I got in touch with Dr. Kimaru at the Nairobi West Hospital, which has dedicated three days a week for a psychiatry clinic. Amongst cases handled here are related to depression, substance use disorders (which the doctor advised is no longer termed substance abuse), bipolar mood disorders, suicidal tendencies, neuro degenerative disorders as well as a rehab facility for mental health patients.
“Post-Partum depression is a form of psychotic dis-order(major depression) not otherwise specified with an onset in the first 1-4weeks after child, with an overt presentation of bipolar disorder that is timed to coincide with tremendous hormonal shifts after delivery. It is fundamentally a disorder of women, but in some rare cases, affect the father. In those rare instances, the husband may feel displaced by the child and it may become competitive for the mother’s love and attention. However, the father probably has a coexisting major mental disorder that has been exacerbated by stress and fatherhood.” said Dr Kimaru of Nairobi West Hospital.
“Baby blues and post partum depression are different conditions but they are related. Baby blues are normal, with half to two thirds of women who deliver normal babies experiencing them. Peak onset is on the third to fourth day, and disappears by end of week two. Women developing blues have often experienced depressive symptoms in the last trimester of pregnancy. Both of these conditions’ frequency of the emotional changes and their timing suggest that they are related to readjustments in hormones after delivery.
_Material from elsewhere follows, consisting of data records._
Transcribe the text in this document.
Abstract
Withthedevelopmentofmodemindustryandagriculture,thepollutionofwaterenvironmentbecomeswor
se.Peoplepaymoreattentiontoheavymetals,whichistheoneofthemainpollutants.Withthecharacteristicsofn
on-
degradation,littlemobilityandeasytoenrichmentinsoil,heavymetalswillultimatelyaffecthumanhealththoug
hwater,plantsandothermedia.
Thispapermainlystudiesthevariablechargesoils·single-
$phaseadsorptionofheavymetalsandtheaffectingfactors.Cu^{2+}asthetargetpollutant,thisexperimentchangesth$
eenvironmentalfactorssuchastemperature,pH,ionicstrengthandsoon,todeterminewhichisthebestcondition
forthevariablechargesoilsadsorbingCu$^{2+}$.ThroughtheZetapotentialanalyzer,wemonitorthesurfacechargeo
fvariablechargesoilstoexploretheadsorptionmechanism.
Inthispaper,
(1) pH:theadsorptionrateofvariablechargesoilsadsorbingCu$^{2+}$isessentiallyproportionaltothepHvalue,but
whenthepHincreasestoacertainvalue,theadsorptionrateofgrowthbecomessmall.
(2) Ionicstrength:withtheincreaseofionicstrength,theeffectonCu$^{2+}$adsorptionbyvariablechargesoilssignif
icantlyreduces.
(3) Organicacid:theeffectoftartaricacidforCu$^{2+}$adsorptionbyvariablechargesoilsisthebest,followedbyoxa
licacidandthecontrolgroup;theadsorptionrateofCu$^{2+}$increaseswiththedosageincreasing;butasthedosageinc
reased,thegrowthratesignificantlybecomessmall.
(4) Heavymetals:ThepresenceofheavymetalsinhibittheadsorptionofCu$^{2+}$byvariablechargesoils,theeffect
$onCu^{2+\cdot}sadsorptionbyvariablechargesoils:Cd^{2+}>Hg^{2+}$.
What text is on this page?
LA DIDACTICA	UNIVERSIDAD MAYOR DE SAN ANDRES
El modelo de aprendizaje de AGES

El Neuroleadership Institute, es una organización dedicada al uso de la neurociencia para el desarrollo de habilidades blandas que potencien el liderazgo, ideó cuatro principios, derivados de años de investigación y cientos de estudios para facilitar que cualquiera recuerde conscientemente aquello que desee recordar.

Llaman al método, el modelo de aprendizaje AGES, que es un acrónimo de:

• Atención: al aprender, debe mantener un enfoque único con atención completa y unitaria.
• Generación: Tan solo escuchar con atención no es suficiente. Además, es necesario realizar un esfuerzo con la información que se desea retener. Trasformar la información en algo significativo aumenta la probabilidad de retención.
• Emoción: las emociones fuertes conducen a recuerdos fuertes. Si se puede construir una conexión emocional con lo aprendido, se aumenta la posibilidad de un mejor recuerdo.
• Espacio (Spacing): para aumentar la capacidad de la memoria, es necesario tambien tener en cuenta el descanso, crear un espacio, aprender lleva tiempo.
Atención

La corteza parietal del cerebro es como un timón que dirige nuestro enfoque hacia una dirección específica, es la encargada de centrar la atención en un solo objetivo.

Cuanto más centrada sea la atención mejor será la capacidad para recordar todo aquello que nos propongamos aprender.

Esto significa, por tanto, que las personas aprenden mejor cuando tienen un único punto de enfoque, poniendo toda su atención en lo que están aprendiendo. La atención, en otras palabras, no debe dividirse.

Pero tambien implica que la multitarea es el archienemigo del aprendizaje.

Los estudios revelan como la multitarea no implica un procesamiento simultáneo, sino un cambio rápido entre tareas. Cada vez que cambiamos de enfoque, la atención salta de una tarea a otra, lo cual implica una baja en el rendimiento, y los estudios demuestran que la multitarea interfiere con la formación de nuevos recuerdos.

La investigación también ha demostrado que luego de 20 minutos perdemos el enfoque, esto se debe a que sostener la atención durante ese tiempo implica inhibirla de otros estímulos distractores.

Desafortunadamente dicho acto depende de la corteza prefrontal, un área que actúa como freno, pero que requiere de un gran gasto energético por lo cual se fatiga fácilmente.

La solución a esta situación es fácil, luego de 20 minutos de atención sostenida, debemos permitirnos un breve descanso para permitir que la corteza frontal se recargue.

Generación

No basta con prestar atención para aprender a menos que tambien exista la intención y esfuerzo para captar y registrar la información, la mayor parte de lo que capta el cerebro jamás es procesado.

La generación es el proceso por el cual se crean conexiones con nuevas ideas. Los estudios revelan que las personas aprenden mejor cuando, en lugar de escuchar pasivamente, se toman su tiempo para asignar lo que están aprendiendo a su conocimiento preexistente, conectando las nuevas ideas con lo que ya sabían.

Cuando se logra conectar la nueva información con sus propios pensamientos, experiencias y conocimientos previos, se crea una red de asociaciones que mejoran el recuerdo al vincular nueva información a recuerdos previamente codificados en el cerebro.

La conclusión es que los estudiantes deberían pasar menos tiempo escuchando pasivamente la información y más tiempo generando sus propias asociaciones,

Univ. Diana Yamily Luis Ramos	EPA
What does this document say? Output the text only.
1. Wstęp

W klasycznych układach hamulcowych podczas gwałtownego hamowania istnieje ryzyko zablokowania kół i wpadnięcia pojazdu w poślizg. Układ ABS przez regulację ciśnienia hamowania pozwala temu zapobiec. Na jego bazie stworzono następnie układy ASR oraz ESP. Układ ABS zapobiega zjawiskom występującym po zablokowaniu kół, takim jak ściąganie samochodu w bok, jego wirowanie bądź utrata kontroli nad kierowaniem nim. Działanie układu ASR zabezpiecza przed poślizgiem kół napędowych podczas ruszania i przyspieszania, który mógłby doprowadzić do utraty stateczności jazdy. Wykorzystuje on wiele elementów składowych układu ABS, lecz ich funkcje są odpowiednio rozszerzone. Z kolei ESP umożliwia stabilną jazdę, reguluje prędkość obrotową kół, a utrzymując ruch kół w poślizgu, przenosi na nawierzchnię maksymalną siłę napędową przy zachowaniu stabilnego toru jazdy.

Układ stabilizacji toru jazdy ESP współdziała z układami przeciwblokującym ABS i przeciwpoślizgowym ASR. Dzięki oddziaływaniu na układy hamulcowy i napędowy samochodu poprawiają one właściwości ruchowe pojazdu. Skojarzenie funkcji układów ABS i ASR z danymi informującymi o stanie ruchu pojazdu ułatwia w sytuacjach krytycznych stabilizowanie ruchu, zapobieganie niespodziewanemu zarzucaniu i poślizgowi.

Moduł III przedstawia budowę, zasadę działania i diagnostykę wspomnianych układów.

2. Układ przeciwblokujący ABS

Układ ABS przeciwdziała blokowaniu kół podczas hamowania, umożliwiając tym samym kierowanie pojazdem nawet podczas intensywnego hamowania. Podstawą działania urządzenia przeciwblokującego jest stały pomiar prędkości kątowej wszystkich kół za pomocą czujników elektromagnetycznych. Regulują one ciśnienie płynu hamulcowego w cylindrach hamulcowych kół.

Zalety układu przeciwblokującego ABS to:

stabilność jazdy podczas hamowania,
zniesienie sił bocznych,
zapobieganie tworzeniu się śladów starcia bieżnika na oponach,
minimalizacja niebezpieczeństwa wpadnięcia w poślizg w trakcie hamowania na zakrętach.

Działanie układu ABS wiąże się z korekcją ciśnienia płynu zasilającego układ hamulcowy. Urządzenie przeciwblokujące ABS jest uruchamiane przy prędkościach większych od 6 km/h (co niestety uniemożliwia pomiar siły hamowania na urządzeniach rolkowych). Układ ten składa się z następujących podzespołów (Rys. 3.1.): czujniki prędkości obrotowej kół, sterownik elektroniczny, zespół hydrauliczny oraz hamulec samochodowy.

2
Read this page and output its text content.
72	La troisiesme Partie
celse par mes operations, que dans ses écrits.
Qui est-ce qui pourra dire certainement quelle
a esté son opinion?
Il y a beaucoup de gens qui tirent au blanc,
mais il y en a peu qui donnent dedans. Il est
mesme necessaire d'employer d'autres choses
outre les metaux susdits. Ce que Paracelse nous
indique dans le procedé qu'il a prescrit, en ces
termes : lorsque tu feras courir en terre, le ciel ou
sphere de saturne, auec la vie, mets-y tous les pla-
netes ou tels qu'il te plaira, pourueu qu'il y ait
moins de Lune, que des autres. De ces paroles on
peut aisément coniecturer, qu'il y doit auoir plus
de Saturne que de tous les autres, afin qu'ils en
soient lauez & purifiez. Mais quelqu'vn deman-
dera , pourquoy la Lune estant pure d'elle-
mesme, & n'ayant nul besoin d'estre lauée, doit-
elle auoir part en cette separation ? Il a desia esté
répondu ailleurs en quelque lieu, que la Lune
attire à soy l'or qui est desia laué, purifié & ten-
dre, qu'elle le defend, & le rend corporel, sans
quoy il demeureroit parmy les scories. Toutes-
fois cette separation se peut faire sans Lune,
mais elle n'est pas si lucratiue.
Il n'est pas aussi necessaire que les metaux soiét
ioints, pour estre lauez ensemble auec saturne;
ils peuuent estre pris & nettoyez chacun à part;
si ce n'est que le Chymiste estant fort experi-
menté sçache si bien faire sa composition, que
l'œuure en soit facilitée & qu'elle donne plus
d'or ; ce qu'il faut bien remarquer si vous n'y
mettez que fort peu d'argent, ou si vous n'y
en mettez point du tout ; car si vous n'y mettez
Progesterone and oestrogen increase greatly during late pregnancy and fall after birth.”
Dr Kimaru further noted that in post partum depression, the new mother presents symptoms like sudden mood swings, sadness, loss of appetite, sleeping problems, feels irritable, restless, anxious and lonely. The condition further has the liability of mood alterations between euphoria and misery, episodes of crying, and patients may complain of feelings of confusion.
“The major difference between baby blues and post partum depression is that of severity of symptoms. Baby blues symptoms are not severe and pharmacotherapy (treatment) is not needed. In puerperal psychosis the symptoms are severe, considered an emergency and treatment is required. Worsening baby blue in terms of duration and severity is considered as postpartum depression (puerperal psychosis)” noted the doctor.
I thought of how much my friend suffered as we made jokes of the situation, and it hit me that postpartum does not discriminate. Mercy couldn’t control it. And that’s part of the reason it took her months seek help.
“If a loved one gets these symptoms, get a diagnosis and treatment started urgently,” Dr. Kimaru says. “Tend to her baby to allow her time to sleep, encourage the mother to exercise and talk about her feelings. Proper nutrition for the new mother is key, as well as a warm environment with friends and family.”